The phone rings. An emergency I am not prepared to hear. There are children left alone, homeless, and no place to go. They are children of a family we minister to. I think of them as God’s favorite and I say, “Yes I’ll be there.”
I plead and cry and hope, God, in His sovereign kindness will graciously meet everyone’s needs tonight (especially since my husband is out of town).
We hop in the car and enter pitch black. God speaks as we go. He says ~ I know how you hurt for these children. I hurt for them more. In the world you will have trouble but take heart I have overcome the world (see John 16:33). Be joyful in hope, patient in affliction, and faithful in prayer. Continue to care for the orphan and extend hospitality to the needy and I promise to take care of the rest (see Rom. 12:11-13).

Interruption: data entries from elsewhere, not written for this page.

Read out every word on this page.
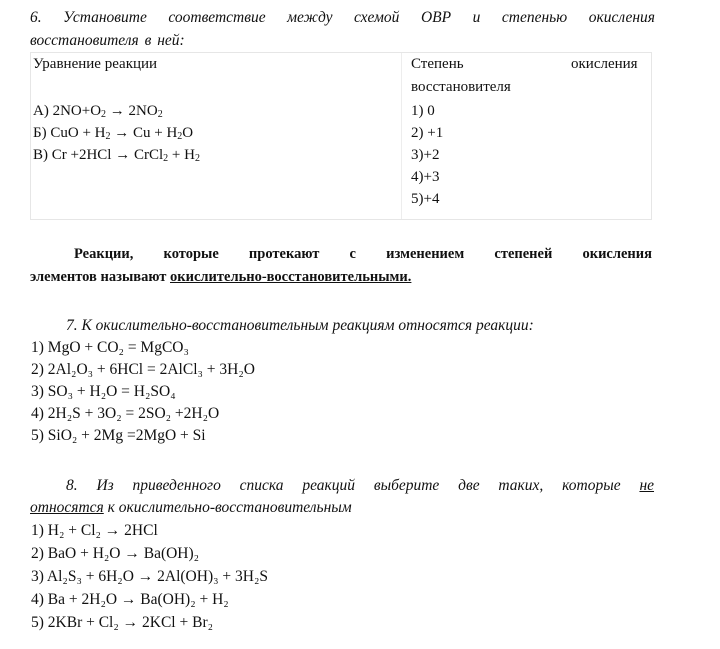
6. Установите соответствие между схемой ОВР и степенью окисления
восстановителя в ней:
Уравнение реакции	Степень	окисления
восстановителя
А) $2NO+O_2 \to 2NO_2$
Б) CuO + $H_2 \to Cu + H_2O$
В) Cr +2HCl → CrCl$_2$ + $H_2$
1) 0
2) +1
3)+2
4)+3
5)+4
Реакции, которые протекают с изменением степеней окисления
элементов называют окислительно-восстановительными.
7. К окислительно-восстановительным реакциям относятся реакции:
1) MgO + CO₂ = MgCO₃
2) 2Al₂O₃ + 6HCl = 2AlCl₃ + 3H₂O
3) SO₃ + H₂O = H₂SO₄
4) 2H₂S + 3O₂ = 2SO₂ +2H₂O
5) SiO₂ + 2Mg =2MgO + Si
8. Из приведенного списка реакций выберите две таких, которые не
относятся к окислительно-восстановительным
1) H₂ + Cl₂ → 2HCl
2) BaO + H₂O → Ba(OH)₂
3) Al₂S₃ + 6H₂O → 2Al(OH)₃ + 3H₂S
4) Ba + 2H₂O → Ba(OH)₂ + H₂
5) 2KBr + Cl₂ → 2KCl + Br₂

We pull in next to sirens, police cars, and child protective services. My car busts at the seams as I load them up. I have no idea what’s going to happen. I don’t think I can do this, but my trust is in HIM so I keep going. I feel like Jehoshaphat on the battlefield when he cried out, “God I don’t know what’s going to happen, but my eyes are on you.”
And my eyes are… on Him.
I might not know what’s going to happen but I know what I’m going to do ~ take care of those God has placed in front of me. I will bathe them, clothe them, nurse them back to health. I will live day by day, one moment at a time because this moment is all I am promised.

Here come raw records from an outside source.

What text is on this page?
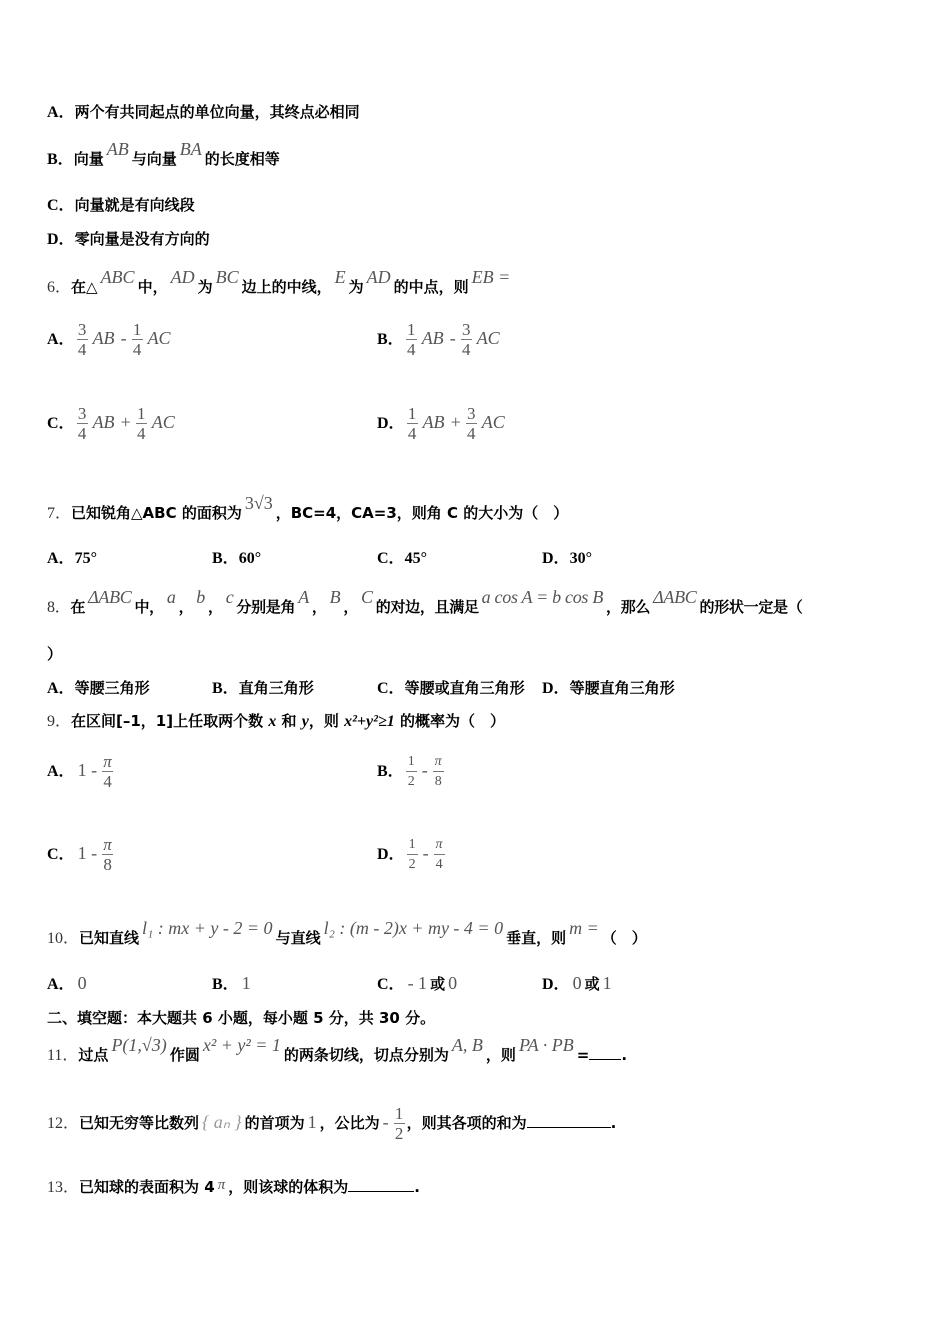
A．两个有共同起点的单位向量，其终点必相同
B．向量 AB 与向量 BA 的长度相等
C．向量就是有向线段
D．零向量是没有方向的
6．在△ ABC 中， AD 为 BC 边上的中线， E 为 AD 的中点，则 EB =
A． $\frac{3}{4}$ AB - $\frac{1}{4}$ AC	B． $\frac{1}{4}$ AB - $\frac{3}{4}$ AC
C． $\frac{3}{4}$ AB + $\frac{1}{4}$ AC	D． $\frac{1}{4}$ AB + $\frac{3}{4}$ AC
7．已知锐角△ABC 的面积为 3√3 ，BC=4，CA=3，则角 C 的大小为（　）
A．75°	B．60°	C．45°	D．30°
8．在 ΔABC 中， a ， b ， c 分别是角 A ， B ， C 的对边，且满足 a cos A = b cos B ，那么 ΔABC 的形状一定是（
）
A．等腰三角形	B．直角三角形	C．等腰或直角三角形 D．等腰直角三角形
9．在区间[–1，1]上任取两个数 x 和 y，则 x²+y²≥1 的概率为（　）
A． $1 - \frac{\pi}{4}$	B． $\frac{1}{2} - \frac{\pi}{8}$
C． $1 - \frac{\pi}{8}$	D． $\frac{1}{2} - \frac{\pi}{4}$
10．已知直线 l₁ : mx + y - 2 = 0 与直线 l₂ : (m - 2)x + my - 4 = 0 垂直，则 m = （　）
A． 0	B． 1	C． - 1 或 0	D． 0 或 1
二、填空题：本大题共 6 小题，每小题 5 分，共 30 分。
11．过点 P(1,√3) 作圆 x² + y² = 1 的两条切线，切点分别为 A, B ，则 PA · PB = .
12．已知无穷等比数列 { aₙ } 的首项为 1 ，公比为 - $\frac{1}{2}$ ，则其各项的和为	.
13．已知球的表面积为 4 π ，则该球的体积为	.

As I look back over the night, I realize something. There is such purpose in the pain, even when lines are still blurry. Our extravagant Father didn’t just want to provide for these children, He wanted to provide for the parents to. He didn’t just want the children to come to know Him, He wanted the entire family to come to know Him too.
Because this family, they are one of His favorites.
Shout for joy to the Lord, all the earth.
Worship the Lord with gladness;
come before him with joyful songs.
Know that the Lord is God.
It is he who made us, and we are his;
we are his people, the sheep of his pasture.
Enter his gates with thanksgiving
and his courts with praise;
give thanks to him and praise his name.
For the Lord is good and his love endures forever;
his faithfulness continues through all generations.